Running "concat:canadarm" (concat) task
File "build/canadarm.js" created.
File "example/js/canadarm.js" created.

Running "jshint:concat" (jshint) task
>> 1 file lint free.

Running "uglify:candarm" (uglify) task
File "build/canadarm.min.js" created.

Running "mochaTest:test" (mochaTest) task
[ 'one=one\n', 'two=two\n' ]
 14  -_-_-_-_-_-_-_-_,------,
 0   -_-_-_-_-_-_-_-_|   /\_/\
 0   -_-_-_-_-_-_-_-^|__( ^ .^)
     -_-_-_-_-_-_-_-  ""  ""

  14 passing (28ms)


Done, without errors.

Helpers

There are a few grunt tasks that do things to help out with development.

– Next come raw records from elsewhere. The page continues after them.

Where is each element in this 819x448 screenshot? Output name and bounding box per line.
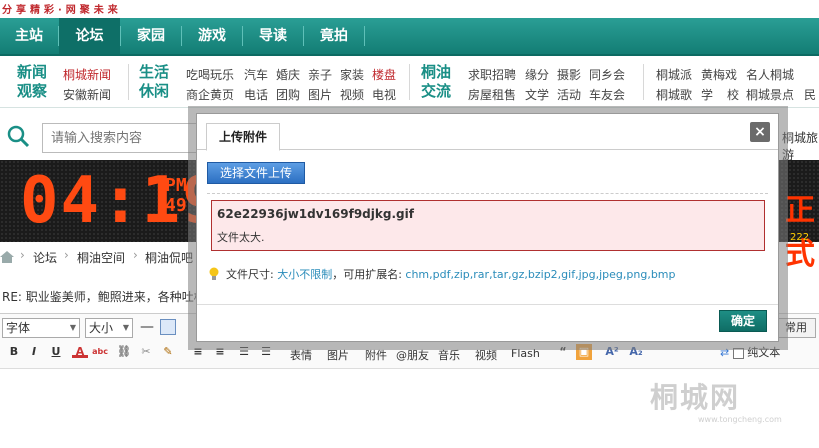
channel-link[interactable]: 婚庆	[276, 66, 300, 83]
channel-link[interactable]: 文学	[525, 86, 549, 103]
dialog-divider	[207, 193, 768, 194]
nav-item-games[interactable]: 游戏	[182, 18, 242, 54]
underline-icon[interactable]: U	[48, 344, 64, 360]
banner-right-number: 222	[790, 232, 810, 243]
highlight-icon[interactable]: abc	[92, 344, 108, 360]
upload-dialog: 上传附件 × 选择文件上传 62e22936jw1dv169f9djkg.gif…	[196, 113, 779, 342]
channel-link[interactable]: 视频	[340, 86, 364, 103]
channel-head-life: 生活 休闲	[139, 63, 169, 101]
channel-link[interactable]: 桐城歌	[656, 86, 692, 103]
chevron-right-icon: ›	[64, 248, 69, 262]
channel-link[interactable]: 楼盘	[372, 66, 396, 83]
unlink-icon[interactable]: ✂	[138, 344, 154, 360]
post-title: RE: 职业鉴美师，鲍照进来，各种吐槽	[2, 290, 206, 304]
breadcrumb-item[interactable]: 论坛	[33, 249, 57, 266]
channel-link[interactable]: 活动	[557, 86, 581, 103]
channel-link[interactable]: 学	[701, 86, 713, 103]
size-select[interactable]: 大小	[85, 318, 133, 338]
channel-divider	[643, 64, 644, 100]
search-input[interactable]	[42, 123, 202, 153]
choose-file-upload-button[interactable]: 选择文件上传	[207, 162, 305, 184]
eraser-icon[interactable]: ✎	[160, 344, 176, 360]
site-slogan: 分享精彩·网聚未来	[2, 5, 122, 16]
banner-clock-ampm: PM 49	[165, 176, 187, 216]
channel-head-line: 新闻	[17, 63, 48, 81]
channel-head-line: 桐油	[421, 63, 452, 81]
channel-head-news: 新闻 观察	[17, 63, 47, 101]
italic-icon[interactable]: I	[26, 344, 42, 360]
horizontal-rule-icon[interactable]: —	[140, 319, 154, 335]
main-nav: 主站 论坛 家园 游戏 导读 竟拍	[0, 18, 819, 56]
channel-link[interactable]: 求职招聘	[468, 66, 516, 83]
channel-link[interactable]: 汽车	[244, 66, 268, 83]
channel-link[interactable]: 校	[727, 86, 739, 103]
channel-head-line: 观察	[17, 82, 48, 100]
channel-link[interactable]: 团购	[276, 86, 300, 103]
confirm-button[interactable]: 确定	[719, 310, 767, 332]
banner-clock-pm: PM	[165, 175, 187, 196]
info-mid: ，可用扩展名:	[332, 268, 406, 281]
channel-link[interactable]: 电话	[244, 86, 268, 103]
lightbulb-icon	[209, 267, 219, 280]
channel-link[interactable]: 电视	[372, 86, 396, 103]
info-label: 文件尺寸:	[226, 268, 278, 281]
info-size: 大小不限制	[277, 268, 333, 281]
channel-link[interactable]: 黄梅戏	[701, 66, 737, 83]
table-icon[interactable]	[160, 319, 176, 335]
channel-link[interactable]: 家装	[340, 66, 364, 83]
channel-divider	[128, 64, 129, 100]
channel-links: 新闻 观察 桐城新闻 安徽新闻 生活 休闲 吃喝玩乐 汽车 婚庆 亲子 家装 楼…	[0, 56, 819, 108]
channel-link[interactable]: 安徽新闻	[63, 86, 111, 103]
close-icon[interactable]: ×	[750, 122, 770, 142]
channel-link[interactable]: 摄影	[557, 66, 581, 83]
top-strip: 分享精彩·网聚未来	[0, 0, 819, 18]
channel-head-line: 生活	[139, 63, 170, 81]
chevron-right-icon: ›	[20, 248, 25, 262]
site-watermark: 桐城网	[650, 376, 740, 416]
channel-link[interactable]: 桐城派	[656, 66, 692, 83]
dialog-footer-divider	[197, 304, 778, 305]
dialog-tab-bar: 上传附件 ×	[197, 114, 778, 151]
nav-separator	[364, 26, 365, 46]
channel-link[interactable]: 缘分	[525, 66, 549, 83]
breadcrumb-item[interactable]: 桐油空间	[77, 249, 125, 266]
search-icon[interactable]	[6, 124, 30, 148]
channel-link[interactable]: 民	[804, 86, 816, 103]
nav-item-auction[interactable]: 竟拍	[304, 18, 364, 54]
nav-item-forum[interactable]: 论坛	[59, 18, 120, 54]
nav-item-home[interactable]: 家园	[121, 18, 181, 54]
banner-clock-seconds: 49	[165, 195, 187, 216]
channel-link[interactable]: 吃喝玩乐	[186, 66, 234, 83]
channel-link[interactable]: 车友会	[589, 86, 625, 103]
chevron-right-icon: ›	[133, 248, 138, 262]
channel-head-line: 交流	[421, 82, 452, 100]
channel-link[interactable]: 桐城景点	[746, 86, 794, 103]
upload-error-box: 62e22936jw1dv169f9djkg.gif 文件太大.	[211, 200, 765, 251]
bold-icon[interactable]: B	[6, 344, 22, 360]
nav-item-main[interactable]: 主站	[0, 18, 58, 54]
channel-head-line: 休闲	[139, 82, 170, 100]
channel-divider	[409, 64, 410, 100]
watermark-text: 桐城网	[650, 381, 741, 414]
watermark-url: www.tongcheng.com	[698, 415, 782, 424]
error-message: 文件太大.	[217, 231, 265, 244]
channel-link[interactable]: 亲子	[308, 66, 332, 83]
tab-upload-attachment[interactable]: 上传附件	[206, 123, 280, 151]
error-file-name: 62e22936jw1dv169f9djkg.gif	[217, 207, 414, 221]
channel-link[interactable]: 商企黄页	[186, 86, 234, 103]
nav-item-guide[interactable]: 导读	[243, 18, 303, 54]
channel-link[interactable]: 图片	[308, 86, 332, 103]
font-select[interactable]: 字体	[2, 318, 80, 338]
info-extensions: chm,pdf,zip,rar,tar,gz,bzip2,gif,jpg,jpe…	[405, 268, 676, 281]
channel-link[interactable]: 同乡会	[589, 66, 625, 83]
channel-link[interactable]: 房屋租售	[468, 86, 516, 103]
channel-link[interactable]: 桐城新闻	[63, 66, 111, 83]
file-info-line: 文件尺寸: 大小不限制，可用扩展名: chm,pdf,zip,rar,tar,g…	[226, 266, 676, 282]
channel-link[interactable]: 名人桐城	[746, 66, 794, 83]
breadcrumb-item[interactable]: 桐油侃吧	[145, 249, 193, 266]
home-icon[interactable]	[0, 251, 14, 263]
channel-head-community: 桐油 交流	[421, 63, 451, 101]
font-color-icon[interactable]: A	[72, 344, 88, 358]
link-icon[interactable]: ⛓	[116, 344, 132, 360]
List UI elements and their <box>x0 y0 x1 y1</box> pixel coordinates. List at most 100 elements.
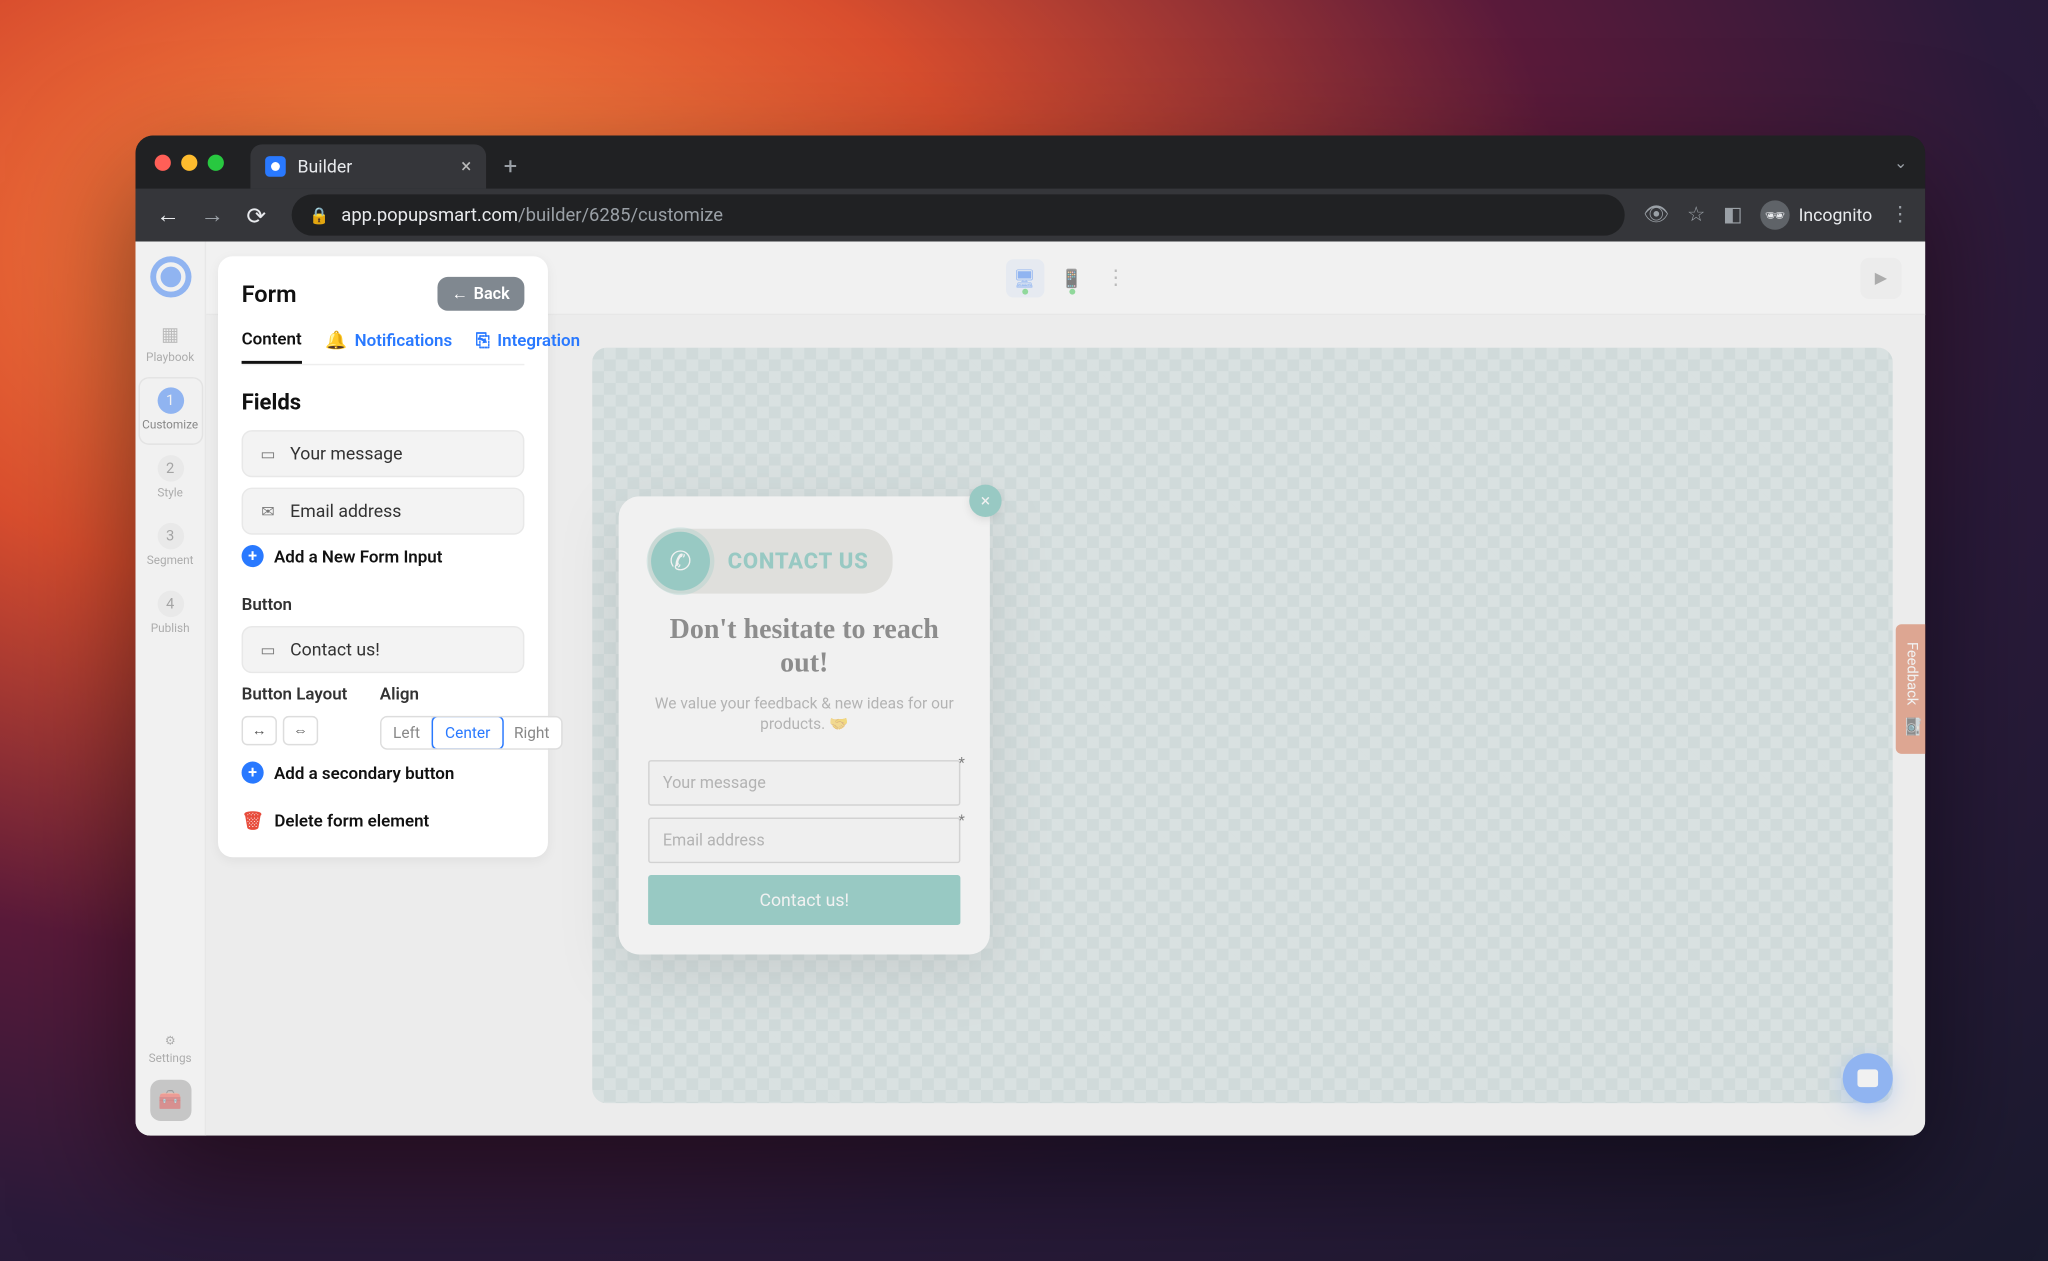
tab-list-caret-icon[interactable]: ⌄ <box>1894 152 1908 171</box>
rail-shop-button[interactable]: 🧰 <box>150 1080 191 1121</box>
bell-icon: 🔔 <box>325 330 347 351</box>
incognito-badge[interactable]: 🕶 Incognito <box>1760 200 1872 229</box>
rail-item-playbook[interactable]: ▦ Playbook <box>139 314 201 376</box>
rail-item-style[interactable]: 2 Style <box>139 446 201 511</box>
rail-label: Publish <box>151 622 190 635</box>
field-row-email[interactable]: ✉ Email address <box>242 488 525 535</box>
field-row-message[interactable]: ▭ Your message <box>242 430 525 477</box>
grid-icon: ▦ <box>158 323 182 347</box>
desktop-device-button[interactable]: 🖥 <box>1005 259 1043 297</box>
gear-icon: ⚙ <box>165 1034 176 1047</box>
rail-label: Style <box>157 486 183 499</box>
rail-settings[interactable]: ⚙ Settings <box>149 1034 192 1065</box>
window-traffic-lights[interactable] <box>155 154 224 170</box>
rail-label: Customize <box>142 418 198 431</box>
tab-integration[interactable]: ⎘ Integration <box>476 328 580 363</box>
tab-close-icon[interactable]: × <box>461 155 471 177</box>
field-row-submit-button[interactable]: ▭ Contact us! <box>242 626 525 673</box>
browser-tab[interactable]: Builder × <box>250 144 486 188</box>
app-root: ▦ Playbook 1 Customize 2 Style 3 Segment… <box>136 242 1926 1136</box>
popup-message-input[interactable] <box>648 760 960 806</box>
briefcase-icon: 🧰 <box>158 1089 182 1111</box>
settings-label: Settings <box>149 1052 192 1065</box>
tab-title: Builder <box>298 156 353 177</box>
preview-canvas: × ✆ CONTACT US Don't hesitate to reach o… <box>592 348 1893 1104</box>
step-badge: 4 <box>157 591 184 618</box>
tab-content[interactable]: Content <box>242 328 302 363</box>
tab-label: Integration <box>497 330 580 351</box>
feedback-tab[interactable]: Feedback 📷 <box>1896 623 1925 753</box>
panel-icon[interactable]: ◧ <box>1723 203 1742 227</box>
button-icon: ▭ <box>258 639 279 660</box>
integration-icon: ⎘ <box>476 329 490 351</box>
popup-preview[interactable]: × ✆ CONTACT US Don't hesitate to reach o… <box>619 496 990 954</box>
align-segmented: Left Center Right <box>380 716 563 750</box>
window-close-icon[interactable] <box>155 154 171 170</box>
align-right-button[interactable]: Right <box>502 717 561 748</box>
tab-strip: Builder × + ⌄ <box>136 136 1926 189</box>
preview-play-button[interactable]: ▶ <box>1860 257 1901 298</box>
trash-icon: 🗑 <box>242 810 264 831</box>
nav-back-icon[interactable]: ← <box>150 197 185 232</box>
nav-reload-icon[interactable]: ⟳ <box>239 197 274 232</box>
kebab-menu-icon[interactable]: ⋮ <box>1890 203 1911 227</box>
panel-title: Form <box>242 280 297 308</box>
camera-icon: 📷 <box>1901 717 1921 736</box>
add-input-button[interactable]: + Add a New Form Input <box>242 545 525 567</box>
lock-icon: 🔒 <box>309 205 329 224</box>
omnibox[interactable]: 🔒 app.popupsmart.com/builder/6285/custom… <box>292 194 1626 235</box>
button-section-label: Button <box>242 594 525 615</box>
field-label: Contact us! <box>290 639 380 660</box>
feedback-label: Feedback <box>1903 641 1919 704</box>
add-input-label: Add a New Form Input <box>274 546 442 567</box>
app-logo-icon[interactable] <box>150 256 191 297</box>
envelope-icon: ✉ <box>258 501 279 522</box>
align-center-button[interactable]: Center <box>432 716 504 750</box>
step-badge: 1 <box>157 387 184 414</box>
plus-icon: + <box>242 545 264 567</box>
contact-badge: ✆ CONTACT US <box>648 529 892 594</box>
intercom-launcher[interactable] <box>1843 1053 1893 1103</box>
browser-toolbar: ← → ⟳ 🔒 app.popupsmart.com/builder/6285/… <box>136 189 1926 242</box>
panel-tabs: Content 🔔 Notifications ⎘ Integration <box>242 328 525 365</box>
rail-item-customize[interactable]: 1 Customize <box>139 379 201 444</box>
rail-item-segment[interactable]: 3 Segment <box>139 514 201 579</box>
new-tab-button[interactable]: + <box>504 151 517 179</box>
popup-email-input[interactable] <box>648 817 960 863</box>
device-kebab-icon[interactable]: ⋮ <box>1105 266 1126 290</box>
rail-label: Playbook <box>146 351 194 364</box>
window-minimize-icon[interactable] <box>181 154 197 170</box>
add-secondary-label: Add a secondary button <box>274 762 454 783</box>
contact-badge-label: CONTACT US <box>728 548 869 575</box>
eye-off-icon[interactable]: 👁 <box>1643 203 1669 227</box>
popup-submit-button[interactable]: Contact us! <box>648 875 960 925</box>
tab-notifications[interactable]: 🔔 Notifications <box>325 328 452 363</box>
required-star-icon: * <box>958 756 964 772</box>
popup-close-button[interactable]: × <box>969 485 1001 517</box>
url-path: /builder/6285/customize <box>518 204 723 226</box>
required-star-icon: * <box>958 813 964 829</box>
rail-item-publish[interactable]: 4 Publish <box>139 582 201 647</box>
incognito-icon: 🕶 <box>1760 200 1789 229</box>
rail-label: Segment <box>147 554 194 567</box>
phone-icon: ✆ <box>651 532 710 591</box>
mobile-device-button[interactable]: 📱 <box>1052 259 1090 297</box>
tab-favicon-icon <box>265 156 286 177</box>
delete-element-button[interactable]: 🗑 Delete form element <box>242 810 525 831</box>
incognito-label: Incognito <box>1799 205 1873 226</box>
delete-label: Delete form element <box>274 810 429 831</box>
layout-full-button[interactable]: ⇔ <box>283 716 318 745</box>
layout-inline-button[interactable]: ↔ <box>242 716 277 745</box>
left-rail: ▦ Playbook 1 Customize 2 Style 3 Segment… <box>136 242 207 1136</box>
back-button[interactable]: ← Back <box>437 277 525 311</box>
nav-forward-icon: → <box>194 197 229 232</box>
form-panel: Form ← Back Content 🔔 Notifications <box>218 256 548 857</box>
window-zoom-icon[interactable] <box>208 154 224 170</box>
align-left-button[interactable]: Left <box>381 717 433 748</box>
text-field-icon: ▭ <box>258 443 279 464</box>
add-secondary-button[interactable]: + Add a secondary button <box>242 762 525 784</box>
popup-description: We value your feedback & new ideas for o… <box>648 693 960 736</box>
device-toggle: 🖥 📱 ⋮ <box>1005 259 1126 297</box>
popup-headline: Don't hesitate to reach out! <box>648 614 960 681</box>
bookmark-star-icon[interactable]: ☆ <box>1687 203 1706 227</box>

grunt jshint -- this lints the project showing any errors that have occurred

grunt build -- this will lint the project and create the build file. It also puts the built file into the example project.

Internet Explorer 8

Event handling

If you set wrapEvents to true, in Internet Explorer 8 only events that are added via addEventListener will be automatically watched. Meaning if a call is directly made to attachEvent you must wrap the event handler in a Canadarm.watch to have the errors managed by canadarm. jQuery uses addEventListener if it exists on the object when an event is bound. Canadarm will shim addEventListener and removeEventListener by following the shim found here. This means that events will only be automatically monitored if canadarm is initialized before all other JavaScript event binding occurs. For this reason you may need to include the Canadarm init call in your <head> or the very first thing in your JavaScript that's loaded after your DOM is ready.

This is all necessary because there is a defect in IE 8 around how attachEvent works for XML defined nodes of the form <foo:bar>. These nodes do not honor the prototype chain properly for Element.prototype.attachEvent. Therefore, we cannot simply wrap Element.prototype.attachEvent like we do for EventTarget.prototype.addEventListener for modern browsers.

onerror

  • Seems to work for IE if script debugging is turned off. See this confusing post for more insight. It's not easy to parse.
  • We may not support IE in a developer mode for sending logs since it takes over the onerror event handler.
  • All the Logger.* functions work just fine.

:frowning: IE does not properly propagate the onerror window event. Specifically if the user is running IE there are some versions and scenarios that cause onerror not to fire.

Console Logging

As stated above when the console handler is used it makes a console.error call. In IE 8 console is not defined until the developer tools window is opened. Because of this you will not see any logs until you open the developer tools when using IE 8. There is a check to suppress the call attempt if console is not defined; you do not need to worry about erroneous errors.

Helpful links:

Good info on client logging:

  • opera, https://dev.opera.com/articles/client-side-error-logging/
  • opera, onerror, https://dev.opera.com/articles/better-error-handling-with-window-onerror/

Blink Logging signature:

  • https://mikewest.org/2013/08/debugging-runtime-errors-with-window-onerror

window.onerror:

  • mdn, https://developer.mozilla.org/en-US/docs/Web/API/GlobalEventHandlers.onerror
  • chrome console, http://stackoverflow.com/questions/16192464/window-onerror-not-working-in-chrome

Some existing options on the market that are either too bulky or require too much work on the end user.

Issues

Please browse our existing issues before logging new issues.

Contributing

See CONTRIBUTING.md

License

Copyright 2015 Cerner Innovation, Inc.

Licensed under the Apache License, Version 2.0 (the "License"); you may not use this file except in compliance with the License. You may obtain a copy of the License at

http://www.apache.org/licenses/LICENSE-2.0 Unless required by applicable law or agreed to in writing, software distributed under the License is distributed on an "AS IS" BASIS, WITHOUT WARRANTIES OR CONDITIONS OF ANY KIND, either express or implied. See the License for the specific language governing permissions and limitations under the License.